First, as an example, suppose that \(e=0\), \(f=10\), \(z=2\), and \(\alpha=1.5\). Using a quadratic to fit:
\[ y(x) = a \cdot x^2 + b \cdot x + c \] We have three equations: \[ 0 = a \cdot 0 + b \cdot 0 + c\\ 2 \cdot 1.5 = a \cdot 2^2 + b \cdot 2 + c\\ 10 = a \cdot 10^2 + b \cdot 10 + c \] Given these, we have, \(c = 0\), and subsequently, 2 equations and 2 unknowns: \[ 3 = a \cdot 4 + b \cdot 2\\ 10 = a \cdot 100 + b \cdot 10 \]
Hence: \[ a = \frac{3-2b}{4}\\ 10 = \frac{3-2b}{4}\cdot 100 + b \cdot 10\\ 10 = 75 - 50b + 10b\\ \] And finally: \[ a = \frac{3-2*1.625}{4}=-0.0625\\ b = \frac{65}{40}=1.625\\ c = 0 \]
Generate the \(a\), \(b\) and \(c\) points above for the quadratic function:
# set values
e <- 0
f <- 10
z <- 2
alpha <- 1.5
# apply formulas from above
a <- -0.0625
b <- 1.625
c <- 0
# grid of values beween a and b, 11 points covering z = 2
ar_x <- seq(e, f, length.out = 11)
# rescale
ar_grid_quad <- a * ar_x^2 + b * ar_x + c
# show values
kable(print(as_tibble(cbind(ar_x, ar_grid_quad))),
caption = paste0(
"Quadratic Fit of Three Equations and Three Unknowns\n",
"Satisfies: f(0)=0, f(10)=10, f(2)=3"
)
) %>%
kable_styling_fc()
ar_x | ar_grid_quad |
---|---|
0 | 0.0000 |
1 | 1.5625 |
2 | 3.0000 |
3 | 4.3125 |
4 | 5.5000 |
5 | 6.5625 |
6 | 7.5000 |
7 | 8.3125 |
8 | 9.0000 |
9 | 9.5625 |
10 | 10.0000 |
Second, as another example, suppose that \(e=0\), \(f=3.5\), \(z=0.5\), and \(\alpha=1.5\).
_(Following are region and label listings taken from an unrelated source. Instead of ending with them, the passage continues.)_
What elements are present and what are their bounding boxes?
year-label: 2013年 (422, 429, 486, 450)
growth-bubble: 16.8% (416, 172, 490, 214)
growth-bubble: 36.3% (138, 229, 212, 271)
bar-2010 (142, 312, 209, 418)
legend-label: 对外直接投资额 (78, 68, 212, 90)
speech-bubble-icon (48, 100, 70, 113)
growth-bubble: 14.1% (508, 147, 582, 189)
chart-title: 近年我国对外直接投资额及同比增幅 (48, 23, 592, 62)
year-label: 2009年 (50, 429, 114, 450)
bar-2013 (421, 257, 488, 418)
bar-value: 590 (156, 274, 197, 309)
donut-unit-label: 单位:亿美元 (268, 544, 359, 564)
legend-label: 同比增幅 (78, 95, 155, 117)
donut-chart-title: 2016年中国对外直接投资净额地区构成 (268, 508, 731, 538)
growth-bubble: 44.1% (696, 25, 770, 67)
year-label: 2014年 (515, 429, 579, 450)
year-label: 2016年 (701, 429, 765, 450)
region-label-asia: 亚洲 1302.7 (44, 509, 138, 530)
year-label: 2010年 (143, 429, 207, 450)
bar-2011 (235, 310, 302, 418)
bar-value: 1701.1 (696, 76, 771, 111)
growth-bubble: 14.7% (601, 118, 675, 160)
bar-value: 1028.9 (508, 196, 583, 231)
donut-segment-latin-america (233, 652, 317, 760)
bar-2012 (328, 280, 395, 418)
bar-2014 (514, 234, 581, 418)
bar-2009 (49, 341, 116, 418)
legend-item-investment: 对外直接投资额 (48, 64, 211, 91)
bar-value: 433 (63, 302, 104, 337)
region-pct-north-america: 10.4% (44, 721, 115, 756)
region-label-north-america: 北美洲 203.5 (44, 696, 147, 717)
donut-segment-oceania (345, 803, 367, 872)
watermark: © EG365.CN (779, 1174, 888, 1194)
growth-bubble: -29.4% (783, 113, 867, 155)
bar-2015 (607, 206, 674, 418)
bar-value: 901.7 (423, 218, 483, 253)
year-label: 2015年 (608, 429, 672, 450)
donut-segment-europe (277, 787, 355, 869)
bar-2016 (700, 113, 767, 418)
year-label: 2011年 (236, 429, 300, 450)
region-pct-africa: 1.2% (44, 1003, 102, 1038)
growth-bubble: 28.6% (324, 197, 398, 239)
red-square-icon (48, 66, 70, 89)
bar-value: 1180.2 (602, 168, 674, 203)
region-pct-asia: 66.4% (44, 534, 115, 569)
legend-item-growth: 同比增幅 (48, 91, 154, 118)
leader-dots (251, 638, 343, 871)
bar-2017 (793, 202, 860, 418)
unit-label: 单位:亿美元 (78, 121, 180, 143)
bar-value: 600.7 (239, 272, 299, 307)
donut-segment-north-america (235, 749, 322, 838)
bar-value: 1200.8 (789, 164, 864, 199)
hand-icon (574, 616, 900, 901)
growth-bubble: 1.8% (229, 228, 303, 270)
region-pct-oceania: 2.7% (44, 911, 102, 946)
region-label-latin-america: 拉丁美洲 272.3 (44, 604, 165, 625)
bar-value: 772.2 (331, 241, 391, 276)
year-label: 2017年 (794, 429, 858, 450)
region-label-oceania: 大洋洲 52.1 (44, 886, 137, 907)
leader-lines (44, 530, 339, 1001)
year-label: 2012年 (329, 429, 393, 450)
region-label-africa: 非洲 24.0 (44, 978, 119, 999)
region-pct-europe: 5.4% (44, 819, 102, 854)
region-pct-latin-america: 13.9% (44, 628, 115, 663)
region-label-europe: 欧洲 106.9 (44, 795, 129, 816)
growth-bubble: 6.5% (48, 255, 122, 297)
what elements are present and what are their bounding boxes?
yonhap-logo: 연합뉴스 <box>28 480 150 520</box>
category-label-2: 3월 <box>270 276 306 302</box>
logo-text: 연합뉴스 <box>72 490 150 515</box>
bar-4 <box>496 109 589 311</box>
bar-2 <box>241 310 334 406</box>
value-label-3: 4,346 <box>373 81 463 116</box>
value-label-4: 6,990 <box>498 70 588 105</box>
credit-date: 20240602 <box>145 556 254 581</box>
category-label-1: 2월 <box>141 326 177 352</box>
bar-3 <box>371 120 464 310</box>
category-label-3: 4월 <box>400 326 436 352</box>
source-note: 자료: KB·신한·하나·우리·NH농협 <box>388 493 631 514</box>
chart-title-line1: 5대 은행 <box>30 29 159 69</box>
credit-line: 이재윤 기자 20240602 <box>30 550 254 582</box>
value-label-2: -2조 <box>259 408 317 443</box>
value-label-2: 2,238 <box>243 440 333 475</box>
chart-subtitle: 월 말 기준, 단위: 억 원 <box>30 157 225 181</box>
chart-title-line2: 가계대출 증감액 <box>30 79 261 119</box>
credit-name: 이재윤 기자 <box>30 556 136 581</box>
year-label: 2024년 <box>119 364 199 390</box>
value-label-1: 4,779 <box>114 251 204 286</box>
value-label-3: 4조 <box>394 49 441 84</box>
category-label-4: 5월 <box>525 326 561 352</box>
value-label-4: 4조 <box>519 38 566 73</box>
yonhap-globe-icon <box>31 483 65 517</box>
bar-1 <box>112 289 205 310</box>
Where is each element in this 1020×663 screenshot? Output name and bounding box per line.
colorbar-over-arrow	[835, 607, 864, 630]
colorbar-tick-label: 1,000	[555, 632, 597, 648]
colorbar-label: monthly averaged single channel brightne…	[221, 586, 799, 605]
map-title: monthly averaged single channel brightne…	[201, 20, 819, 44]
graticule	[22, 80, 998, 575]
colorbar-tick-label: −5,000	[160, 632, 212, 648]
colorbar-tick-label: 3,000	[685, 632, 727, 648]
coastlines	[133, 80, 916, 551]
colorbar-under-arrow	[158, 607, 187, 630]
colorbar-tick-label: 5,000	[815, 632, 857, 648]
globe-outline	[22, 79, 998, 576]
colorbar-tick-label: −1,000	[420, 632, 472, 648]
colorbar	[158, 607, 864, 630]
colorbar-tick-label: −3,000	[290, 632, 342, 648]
Using a quadratic to fit these, we have three equations:
\[ 0 = a \cdot 0 + b \cdot 0 + c\\ 0.75 = a \cdot 0.5^2 + b \cdot 0.5 + c\\ 3.5 = a \cdot 3.5^2 + b \cdot 3.5 + c \] Given these, we have, \(c = 0\), and subsequently, 2 equations and 2 unknowns: \[ 0.75 = a \cdot 0.25 + b \cdot 0.5\\ 3.5 = a \cdot 12.25 + b \cdot 3.5 \]
Hence: \[ a = \frac{0.75-0.5b}{0.25}\\ 3.5 = \frac{0.75-0.5b}{0.25}\cdot 12.25 + b \cdot 3.5\\ 3.5 = 36.75 - 24.5b + 3.5b\\ \] And finally: \[ a = \frac{0.75-0.5*1.58333}{0.25}=-0.1666\\ b = \frac{36.75-3.5}{24.5-3.5}=1.58333\\ c = 0 \]
Generate the \(a\), \(b\) and \(c\) points above for the quadratic function:
# set values
e <- 0
f <- 3.5
z <- 0.5
alpha <- 1.5
# apply formulas from above
a <- -0.16666666
b <- 1.583333333
c <- 0
# grid of values beween a and b, 11 points covering z = 2
ar_x <- seq(e, f, length.out = 100000)
# rescale
ar_grid_quad <- a * ar_x^2 + b * ar_x + c
# show values
# cbind(ar_x, ar_grid_quad)
ar_x[which.min(abs(ar_grid_quad - 0.75))]
## [1] 0.500015
The exercises above are special cases of the formula we derive on this page: Formulas for Quadratic Parameters and Three Points.